Facendo due conti, i Crass vendettero diverse centinaia di migliaia di copie dei loro dischi ma inspiegabilmente non finirono mai in classifica. Al tempo della guerra delle Falklands stamparono all’estero dei dischi esplicitamente pacifisti e li importarono e diffusero clandestinamente in patria, attirando le attenzioni del governo Tory e del primo ministro Margaret Thatcher in persona – che osarono sbeffeggiare in diretta radiofonica alla BBC e misero in qualche seria difficoltà. Nel gennaio 1985 un giudice considerò i Crass “un’associazione che opera ai margini della legalità” e definì i loro dischi “grossolani e volgari, fatti per buona parte di spazzatura ingiuriosa”, nonché “roba che nessuno vorrebbe tenersi in casa”. In particolare, il loro terzo album “Penis envy” venne giudicato “contrario alla pubblica decenza” da quello stesso tribunale, condanna confermata in appello, e da allora diffuso in una confezione di plastica opaca sigillata – come le riviste porno. Meno male che erano inglesi: fosse successo qui da noi gli avrebbero cercato l’anima a forza di botte per poi farli scomparire dentro qualche pilone dell’autostrada.
A quarant’anni di distanza i Crass sono roba vecchia, sono pressoché scomparsi dai giri rendendosi inservibili per farne una festa di compleanno del punk e, infatti, sono rimasti tagliati fuori dal circo delle celebrazioni che si è dimostrato in grado di saper riciclare e rendere commestibile ed addirittura gustoso persino il letame – è bastato metterci sopra qualche zuccherino e qualche candelina a forma di bonus track.
Scritto da Penny Rimbaud che dei Crass è stato fra i fondatori e la testa pensante dietro i tamburi della batteria, “L’ultimo degli hippy” racconta la storia del movimento pacifista britannico dalle radici che affondano nella cultura beat dei tardi anni ‘50, passando attraverso la stagione hippy per giungere alla “punk explosion” londinese del 1977. A questa si intreccia la storia di Wally Hope, un anarco/mistico visionario la cui morte prematura, risultato della permanenza forzata in un ospedale psichiatrico e del trattamento sanitario obbligatorio cui venne sottoposto, diviene il simbolo della trasformazione della filosofia hippy del “pace e amore” nella rabbia grezza del punk.
Originariamente scritto nel 1982, questo testo era compreso nella raccolta “A series of shock slogans and mindless token tantrums” (“Una sfilza di slogan scioccanti e stupide filastrocche rabbiose”).
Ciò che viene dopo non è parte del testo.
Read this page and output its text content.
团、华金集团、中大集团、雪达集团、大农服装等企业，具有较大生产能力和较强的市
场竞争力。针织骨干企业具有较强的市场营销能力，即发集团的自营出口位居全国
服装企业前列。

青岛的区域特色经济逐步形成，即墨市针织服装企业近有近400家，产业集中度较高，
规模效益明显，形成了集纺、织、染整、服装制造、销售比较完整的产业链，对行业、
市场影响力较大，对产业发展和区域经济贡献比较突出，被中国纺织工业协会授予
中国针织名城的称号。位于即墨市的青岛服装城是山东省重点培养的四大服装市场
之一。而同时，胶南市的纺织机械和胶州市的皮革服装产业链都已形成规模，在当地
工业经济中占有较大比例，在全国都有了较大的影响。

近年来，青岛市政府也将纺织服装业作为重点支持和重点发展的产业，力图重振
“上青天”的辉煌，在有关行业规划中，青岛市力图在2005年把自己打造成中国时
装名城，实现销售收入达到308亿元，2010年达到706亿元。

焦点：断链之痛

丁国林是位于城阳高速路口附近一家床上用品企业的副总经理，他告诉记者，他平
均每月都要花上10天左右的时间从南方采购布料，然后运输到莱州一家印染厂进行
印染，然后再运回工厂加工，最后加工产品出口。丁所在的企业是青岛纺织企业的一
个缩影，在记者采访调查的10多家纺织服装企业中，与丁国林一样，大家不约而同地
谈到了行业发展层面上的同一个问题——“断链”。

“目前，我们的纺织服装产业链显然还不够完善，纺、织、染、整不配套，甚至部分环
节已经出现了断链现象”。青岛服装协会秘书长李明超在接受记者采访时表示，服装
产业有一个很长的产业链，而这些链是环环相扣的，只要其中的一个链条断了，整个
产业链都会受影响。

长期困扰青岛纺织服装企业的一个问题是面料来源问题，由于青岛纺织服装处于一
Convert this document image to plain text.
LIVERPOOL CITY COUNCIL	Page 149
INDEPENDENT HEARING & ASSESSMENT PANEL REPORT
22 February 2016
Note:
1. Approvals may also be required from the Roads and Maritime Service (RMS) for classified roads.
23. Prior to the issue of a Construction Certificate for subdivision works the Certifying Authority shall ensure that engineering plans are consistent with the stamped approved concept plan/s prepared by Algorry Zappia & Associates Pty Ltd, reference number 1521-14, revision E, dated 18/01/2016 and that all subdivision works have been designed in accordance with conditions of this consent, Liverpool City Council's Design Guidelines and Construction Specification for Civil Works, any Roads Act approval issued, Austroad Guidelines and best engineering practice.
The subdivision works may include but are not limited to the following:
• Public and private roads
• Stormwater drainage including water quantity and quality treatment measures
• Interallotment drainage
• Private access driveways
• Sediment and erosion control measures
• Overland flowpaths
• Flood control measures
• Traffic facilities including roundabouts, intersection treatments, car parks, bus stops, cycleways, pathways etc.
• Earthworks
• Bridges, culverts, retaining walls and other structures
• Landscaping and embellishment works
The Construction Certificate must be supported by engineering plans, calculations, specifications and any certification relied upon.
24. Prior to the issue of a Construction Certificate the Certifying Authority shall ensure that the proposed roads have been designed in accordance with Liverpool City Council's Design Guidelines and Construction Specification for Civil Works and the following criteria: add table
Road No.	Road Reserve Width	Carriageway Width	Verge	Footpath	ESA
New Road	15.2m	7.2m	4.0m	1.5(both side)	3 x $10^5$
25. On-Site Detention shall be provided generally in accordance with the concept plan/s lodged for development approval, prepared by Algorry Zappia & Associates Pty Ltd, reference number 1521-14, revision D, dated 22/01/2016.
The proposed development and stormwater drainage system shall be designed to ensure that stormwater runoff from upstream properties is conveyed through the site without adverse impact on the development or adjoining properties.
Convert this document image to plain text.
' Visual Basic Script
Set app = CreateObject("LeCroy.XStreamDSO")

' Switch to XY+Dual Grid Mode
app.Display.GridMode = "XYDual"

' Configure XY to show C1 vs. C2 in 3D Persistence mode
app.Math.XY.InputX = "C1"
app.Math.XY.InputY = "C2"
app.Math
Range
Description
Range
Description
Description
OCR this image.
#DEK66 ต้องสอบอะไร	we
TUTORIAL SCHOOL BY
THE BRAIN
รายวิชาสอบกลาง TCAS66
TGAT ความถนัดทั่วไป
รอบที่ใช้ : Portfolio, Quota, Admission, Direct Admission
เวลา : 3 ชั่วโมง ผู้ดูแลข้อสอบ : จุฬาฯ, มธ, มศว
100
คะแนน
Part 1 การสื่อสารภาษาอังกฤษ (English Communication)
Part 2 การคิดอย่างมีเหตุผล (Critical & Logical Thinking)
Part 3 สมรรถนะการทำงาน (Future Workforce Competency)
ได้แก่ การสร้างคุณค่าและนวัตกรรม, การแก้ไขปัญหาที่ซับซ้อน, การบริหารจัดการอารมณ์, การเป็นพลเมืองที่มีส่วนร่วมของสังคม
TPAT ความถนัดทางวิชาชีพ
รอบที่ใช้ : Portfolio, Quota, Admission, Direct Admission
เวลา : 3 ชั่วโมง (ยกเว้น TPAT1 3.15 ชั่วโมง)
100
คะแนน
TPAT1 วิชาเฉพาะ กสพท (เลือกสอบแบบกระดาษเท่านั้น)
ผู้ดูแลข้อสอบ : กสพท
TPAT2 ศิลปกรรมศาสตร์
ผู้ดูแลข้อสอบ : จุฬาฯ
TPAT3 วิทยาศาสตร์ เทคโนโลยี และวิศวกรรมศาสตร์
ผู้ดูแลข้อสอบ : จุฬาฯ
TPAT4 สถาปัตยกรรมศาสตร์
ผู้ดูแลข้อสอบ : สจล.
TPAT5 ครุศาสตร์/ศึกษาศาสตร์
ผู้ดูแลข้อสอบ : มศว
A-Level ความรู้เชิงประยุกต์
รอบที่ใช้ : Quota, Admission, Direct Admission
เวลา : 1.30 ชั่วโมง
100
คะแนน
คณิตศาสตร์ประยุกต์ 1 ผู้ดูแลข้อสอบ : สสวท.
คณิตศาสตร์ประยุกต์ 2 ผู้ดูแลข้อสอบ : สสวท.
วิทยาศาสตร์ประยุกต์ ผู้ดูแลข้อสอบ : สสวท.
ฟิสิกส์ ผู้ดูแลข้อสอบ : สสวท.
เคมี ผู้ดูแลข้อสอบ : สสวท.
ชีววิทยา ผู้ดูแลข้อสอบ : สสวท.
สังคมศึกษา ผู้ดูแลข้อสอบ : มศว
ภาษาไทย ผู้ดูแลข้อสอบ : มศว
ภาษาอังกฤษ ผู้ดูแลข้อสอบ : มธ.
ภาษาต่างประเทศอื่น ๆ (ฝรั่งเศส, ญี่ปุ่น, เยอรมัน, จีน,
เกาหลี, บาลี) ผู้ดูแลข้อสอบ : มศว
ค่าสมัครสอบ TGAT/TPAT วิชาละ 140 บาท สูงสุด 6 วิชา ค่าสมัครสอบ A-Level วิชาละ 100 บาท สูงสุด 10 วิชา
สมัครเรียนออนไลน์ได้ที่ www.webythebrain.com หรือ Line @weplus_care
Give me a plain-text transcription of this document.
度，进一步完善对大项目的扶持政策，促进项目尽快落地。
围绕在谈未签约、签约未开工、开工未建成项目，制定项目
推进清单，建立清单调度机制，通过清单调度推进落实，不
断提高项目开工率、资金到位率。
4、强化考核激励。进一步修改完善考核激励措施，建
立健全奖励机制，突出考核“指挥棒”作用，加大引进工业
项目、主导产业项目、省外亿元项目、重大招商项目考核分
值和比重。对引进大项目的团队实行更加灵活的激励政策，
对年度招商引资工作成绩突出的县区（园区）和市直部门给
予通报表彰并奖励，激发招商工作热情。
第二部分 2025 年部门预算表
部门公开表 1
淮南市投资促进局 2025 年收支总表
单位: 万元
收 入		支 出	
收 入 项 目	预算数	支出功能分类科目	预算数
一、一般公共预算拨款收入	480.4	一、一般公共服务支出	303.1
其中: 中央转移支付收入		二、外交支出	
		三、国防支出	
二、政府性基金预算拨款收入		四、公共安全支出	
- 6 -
In esso i Crass dipingevano un ritratto dell’ideologia punk piuttosto ricco e complesso, assai distante da quello offerto dai mass media del tempo secondo cui lo stereotipo punk era menefreghista, superficiale e violento. Il testo ebbe una diffusione assai scarsa nel nostro paese, forse qui si era in tutt’altre faccende affaccendati.
Occupato a dare testimonianza scritta delle proprie esperienze e vicissitudini (vedi la copiosa produzione a suo nome in questi ultimi vent’anni) nel 2008 Penny decise di separare il suo contributo scritto a “Shock slogans” dal resto, l’ha modificato ed ha aggiunto una prefazione; questa nuova versione è stata quindi pubblicata in Inghilterra e negli Stati Uniti come “The last of the hippies – an hysterical romance”. Ebbene sì, quella dell’ultimo degli hippy raccontata da Penny Rimbaud è davvero una storia d’amore esagerata: eccola finalmente tradotta in italiano e diffusa in collaborazione fra Candilita, Silentes, stella*nera ed altri piccoli editori indipendenti.